D’après Flores Ochoa (1985), qui réalisa une ethnographie de la paysannerie de la vallée du Mapillo au début des années 1980, les habitants de la cordillère de Vilcabamba appellent la région située sur l’autre rive de l’Apurimac « la banda ». Ils ne partagent pas de liens familiaux ni culturels spécifiques avec ses habitants. Ils entretiennent néanmoins des relations régulières de trocs avec des régions plus éloignées. La coca produite dans la vallée du Mapillo est ainsi échangée contre de la viande séchée, de la graisse de lama, de la laine, etc. Ces produits prisés dans la région du Mapillo (dont les habitants ne possèdent pas de grands cheptels de camélidés) sont apportés par des caravanes de lamas en provenance des départements d’Apurimac et d’Ayacucho. En juillet 2007, nous avons, nous-mêmes, été témoins de l’arrivée à Takmara, d’une caravane, composée d’une vingtaine de mules, en provenance de la province de Grau située à quatre longue journées de marche au cœur du département d’Apurimac. Cette caravane venait se ravitailler en sel gemme extraits des mines voisines.

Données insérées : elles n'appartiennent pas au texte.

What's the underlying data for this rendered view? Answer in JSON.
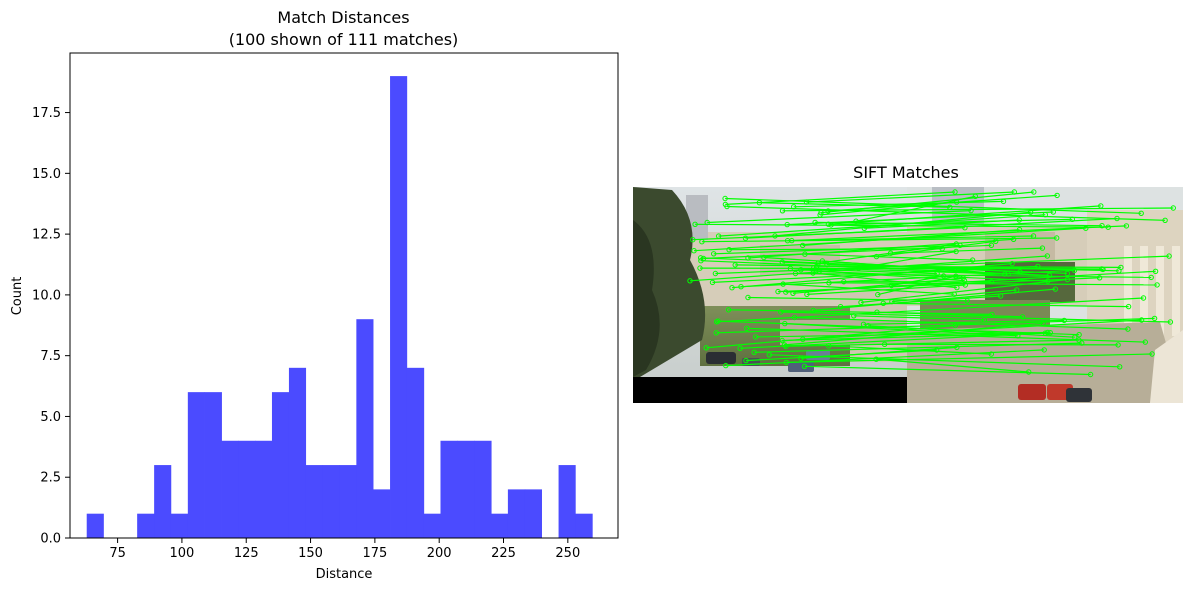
{
  "chart_data": [
    {
      "type": "bar",
      "title": "Match Distances",
      "subtitle": "(100 shown of 111 matches)",
      "xlabel": "Distance",
      "ylabel": "Count",
      "xlim": [
        56.5,
        269.5
      ],
      "ylim": [
        0,
        19.95
      ],
      "xticks": [
        75,
        100,
        125,
        150,
        175,
        200,
        225,
        250
      ],
      "yticks": [
        0.0,
        2.5,
        5.0,
        7.5,
        10.0,
        12.5,
        15.0,
        17.5
      ],
      "ytick_labels": [
        "0.0",
        "2.5",
        "5.0",
        "7.5",
        "10.0",
        "12.5",
        "15.0",
        "17.5"
      ],
      "bar_color": "#4b4bff",
      "grid": false,
      "bins": [
        {
          "start": 63.0,
          "end": 69.5,
          "count": 1
        },
        {
          "start": 69.5,
          "end": 76.1,
          "count": 0
        },
        {
          "start": 76.1,
          "end": 82.6,
          "count": 0
        },
        {
          "start": 82.6,
          "end": 89.2,
          "count": 1
        },
        {
          "start": 89.2,
          "end": 95.7,
          "count": 3
        },
        {
          "start": 95.7,
          "end": 102.3,
          "count": 1
        },
        {
          "start": 102.3,
          "end": 108.8,
          "count": 6
        },
        {
          "start": 108.8,
          "end": 115.4,
          "count": 6
        },
        {
          "start": 115.4,
          "end": 121.9,
          "count": 4
        },
        {
          "start": 121.9,
          "end": 128.5,
          "count": 4
        },
        {
          "start": 128.5,
          "end": 135.0,
          "count": 4
        },
        {
          "start": 135.0,
          "end": 141.6,
          "count": 6
        },
        {
          "start": 141.6,
          "end": 148.1,
          "count": 7
        },
        {
          "start": 148.1,
          "end": 154.7,
          "count": 3
        },
        {
          "start": 154.7,
          "end": 161.2,
          "count": 3
        },
        {
          "start": 161.2,
          "end": 167.8,
          "count": 3
        },
        {
          "start": 167.8,
          "end": 174.3,
          "count": 9
        },
        {
          "start": 174.3,
          "end": 180.9,
          "count": 2
        },
        {
          "start": 180.9,
          "end": 187.4,
          "count": 19
        },
        {
          "start": 187.4,
          "end": 194.0,
          "count": 7
        },
        {
          "start": 194.0,
          "end": 200.5,
          "count": 1
        },
        {
          "start": 200.5,
          "end": 207.1,
          "count": 4
        },
        {
          "start": 207.1,
          "end": 213.6,
          "count": 4
        },
        {
          "start": 213.6,
          "end": 220.2,
          "count": 4
        },
        {
          "start": 220.2,
          "end": 226.7,
          "count": 1
        },
        {
          "start": 226.7,
          "end": 233.3,
          "count": 2
        },
        {
          "start": 233.3,
          "end": 239.8,
          "count": 2
        },
        {
          "start": 239.8,
          "end": 246.4,
          "count": 0
        },
        {
          "start": 246.4,
          "end": 252.9,
          "count": 3
        },
        {
          "start": 252.9,
          "end": 259.5,
          "count": 1
        }
      ]
    },
    {
      "type": "image",
      "title": "SIFT Matches",
      "match_line_color": "#00ff00"
    }
  ]
}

Jusqu’à aujourd’hui, le CMVA est donc toujours intégré à des réseaux d’échanges macro- régionaux traduisant la complémentarité écologique entre les hautes-terres du département d’Apurimac et les vallées chaudes de la cordillère orientale. Il est fort probable que l’existence de ces réseaux régionaux et du trafic caravanier remonte à des époques anciennes, et doit être pris en compte pour l’étude archéologique.

1.3.3.2.4- Commentaires

Les trois cas exposés ci-dessus illustrent divers aspects actuels de la verticalité dans la zone d’étude et mettent en évidence sa place fondamentale dans la configuration des structures

territoriales et l’organisation sociale paysanne. Une étude anthropologique approfondie révélerait sans doute de nombreuses autres manifestations du phénomène de verticalité qui s’exprime à différentes échelles et prend des formes variées selon les contextes géographiques et, sans doute, aussi historico-culturels. La verticalité constitue donc un axe de recherche primordial dans cette étude archéologique, en particulier pour tout ce qui touche à la structure de l’habitat et à la territorialité de l’époque préhispanique tardive.